THE BOARD CONSIDERED THE FOLLOWING EVIDENCE:

1.  Application for correction of military records (with supporting documents provided, if any).

2.  Military Personnel Records and advisory opinions (if any).


THE APPLICANT'S REQUEST, STATEMENT, AND EVIDENCE:

1.  The applicant requests correction of his:

	a.  DA Form 199 (Informal Physical Evaluation Board (PEB) Proceedings) to add the conditions and disability ratings of:

* Traumatic Brain Injury (TBI) – 40 percent (%)
* dysphagia/gastroesophageal reflux disease (GERD) - 10%
* kidney stones – 10%
* neurogenic bladder – 20%

	b.  DD Form 214 (Certificate of Release or Discharge from Active Duty) to add the Meritorious Service Medal.

2.  The applicant states his conditions of TBI, kidney stones, and dysphagia (difficulty swallowing) were not listed on his DA Form 199 or considered during his PEB.

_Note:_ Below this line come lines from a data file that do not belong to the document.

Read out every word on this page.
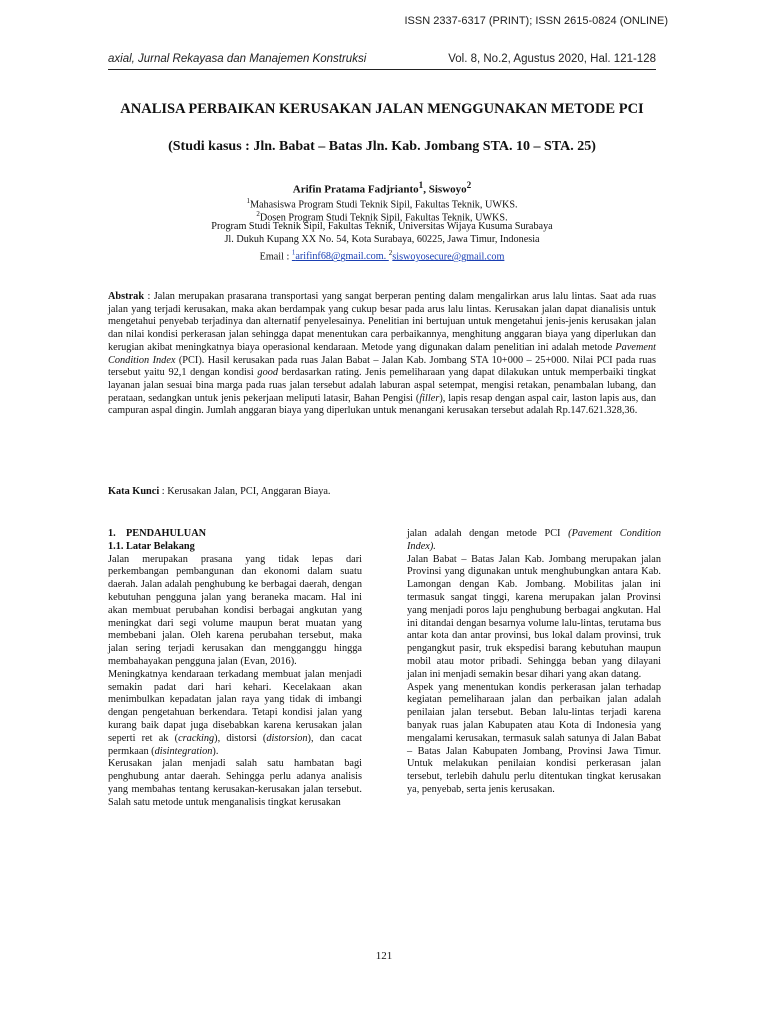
ISSN 2337-6317 (PRINT); ISSN 2615-0824 (ONLINE)
axial, Jurnal Rekayasa dan Manajemen Konstruksi	Vol. 8, No.2, Agustus 2020, Hal. 121-128
ANALISA PERBAIKAN KERUSAKAN JALAN MENGGUNAKAN METODE PCI
(Studi kasus : Jln. Babat – Batas Jln. Kab. Jombang STA. 10 – STA. 25)
Arifin Pratama Fadjrianto$^1$, Siswoyo$^2$
$^1$Mahasiswa Program Studi Teknik Sipil, Fakultas Teknik, UWKS.
$^2$Dosen Program Studi Teknik Sipil, Fakultas Teknik, UWKS.
Program Studi Teknik Sipil, Fakultas Teknik, Universitas Wijaya Kusuma Surabaya
Jl. Dukuh Kupang XX No. 54, Kota Surabaya, 60225, Jawa Timur, Indonesia
Email : $^1$arifinf68@gmail.com. $^2$siswoyosecure@gmail.com
Abstrak : Jalan merupakan prasarana transportasi yang sangat berperan penting dalam mengalirkan arus lalu lintas. Saat ada ruas jalan yang terjadi kerusakan, maka akan berdampak yang cukup besar pada arus lalu lintas. Kerusakan jalan dapat dianalisis untuk mengetahui penyebab terjadinya dan alternatif penyelesainya. Penelitian ini bertujuan untuk mengetahui jenis-jenis kerusakan jalan dan nilai kondisi perkerasan jalan sehingga dapat menentukan cara perbaikannya, menghitung anggaran biaya yang diperlukan dan kerugian akibat meningkatnya biaya operasional kendaraan. Metode yang digunakan dalam penelitian ini adalah metode Pavement Condition Index (PCI). Hasil kerusakan pada ruas Jalan Babat – Jalan Kab. Jombang STA 10+000 – 25+000. Nilai PCI pada ruas tersebut yaitu 92,1 dengan kondisi good berdasarkan rating. Jenis pemeliharaan yang dapat dilakukan untuk memperbaiki tingkat layanan jalan sesuai bina marga pada ruas jalan tersebut adalah laburan aspal setempat, mengisi retakan, penambalan lubang, dan perataan, sedangkan untuk jenis pekerjaan meliputi latasir, Bahan Pengisi (filler), lapis resap dengan aspal cair, laston lapis aus, dan campuran aspal dingin. Jumlah anggaran biaya yang diperlukan untuk menangani kerusakan tersebut adalah Rp.147.621.328,36.
Kata Kunci : Kerusakan Jalan, PCI, Anggaran Biaya.
1.    PENDAHULUAN
1.1. Latar Belakang

Jalan merupakan prasana yang tidak lepas dari perkembangan pembangunan dan ekonomi dalam suatu daerah. Jalan adalah penghubung ke berbagai daerah, dengan kebutuhan pengguna jalan yang beraneka macam. Hal ini akan membuat perubahan kondisi berbagai angkutan yang meningkat dari segi volume maupun berat muatan yang membebani jalan. Oleh karena perubahan tersebut, maka jalan sering terjadi kerusakan dan mengganggu hingga membahayakan pengguna jalan (Evan, 2016).

Meningkatnya kendaraan terkadang membuat jalan menjadi semakin padat dari hari kehari. Kecelakaan akan menimbulkan kepadatan jalan raya yang tidak di imbangi dengan pengetahuan berkendara. Tetapi kondisi jalan yang kurang baik dapat juga disebabkan karena kerusakan jalan seperti ret ak (cracking), distorsi (distorsion), dan cacat permkaan (disintegration).

Kerusakan jalan menjadi salah satu hambatan bagi penghubung antar daerah. Sehingga perlu adanya analisis yang membahas tentang kerusakan-kerusakan jalan tersebut. Salah satu metode untuk menganalisis tingkat kerusakan

jalan adalah dengan metode PCI (Pavement Condition Index).

Jalan Babat – Batas Jalan Kab. Jombang merupakan jalan Provinsi yang digunakan untuk menghubungkan antara Kab. Lamongan dengan Kab. Jombang. Mobilitas jalan ini termasuk sangat tinggi, karena merupakan jalan Provinsi yang menjadi poros laju penghubung berbagai angkutan. Hal ini ditandai dengan besarnya volume lalu-lintas, terutama bus antar kota dan antar provinsi, bus lokal dalam provinsi, truk pengangkut pasir, truk ekspedisi barang kebutuhan maupun mobil atau motor pribadi. Sehingga beban yang dilayani jalan ini menjadi semakin besar dihari yang akan datang.

Aspek yang menentukan kondis perkerasan jalan terhadap kegiatan pemeliharaan jalan dan perbaikan jalan adalah penilaian jalan tersebut. Beban lalu-lintas terjadi karena banyak ruas jalan Kabupaten atau Kota di Indonesia yang mengalami kerusakan, termasuk salah satunya di Jalan Babat – Batas Jalan Kabupaten Jombang, Provinsi Jawa Timur. Untuk melakukan penilaian kondisi perkerasan jalan tersebut, terlebih dahulu perlu ditentukan tingkat kerusakan ya, penyebab, serta jenis kerusakan.

121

	a.  His TBI and kidney stones are associated with his 2005 deployment to Iraq.  He has orders for award of the Combat Action Badge and sworn statements to support his contention with respect to his TBI.

	b.  He injured his neck prior to his deployment in 2007.  The dysphagia was a result of the cervical neck treatment plan which included two surgeries.  After his first surgery in July 2011, his swallowing and breathing became difficult.  

3.  The applicant provides:

* two self-authored statements
* Orders Number 336-726, dated 1 December 2004
* travel roster/manifest, dated 1 December 2004
* Patient Record Cover Sheet, dated 12 February 2005
* Standard Form (SF) 558 (Emergency Care and Treatment), dated 
12 February 2005
* Medical Record, undated 
* two DA Forms 2823 (Sworn Statement), dated 31 July 2005
* Permanent Orders (PO) 316-008D, dated 11 November 2005
* four SFs 600 (Chronological Record of Medical Care), dated 11 January 2007, 16 April 2012, 30 May 2012, and 27 September 2013
* a Curriculum and Attendance for Anger Management, dated from 
13 February 2007 to 17 April 2007
* three Medical Records, dated 16 June 2008, 6 December 2012, and 
15 January 2013
* Physician Discharge Summary, dated 21 July 2011
* Department of Veterans Affairs (VA) proposed rating (pages 1, 2, 4, 5, 
and 6), dated 5 June 2013
* DA Form 199, dated 16 July 2013
* Referral and Authorizations – Referral Details, dated 10 September 2013
* DA Form 638 (Recommendation for Award), dated 28 August 2013
* certificate for award of the Meritorious Service Medal, dated 3 October 2013
* DD Form 214

CONSIDERATION OF EVIDENCE:

1.  The applicant enlisted in the Regular Army on 15 August 1991 and held military occupational specialties (MOS) 35F (Intelligence Analyst) and 42A (Human Resources Specialist).  The highest rank/grade he attained while serving on active duty was sergeant first class/E-7.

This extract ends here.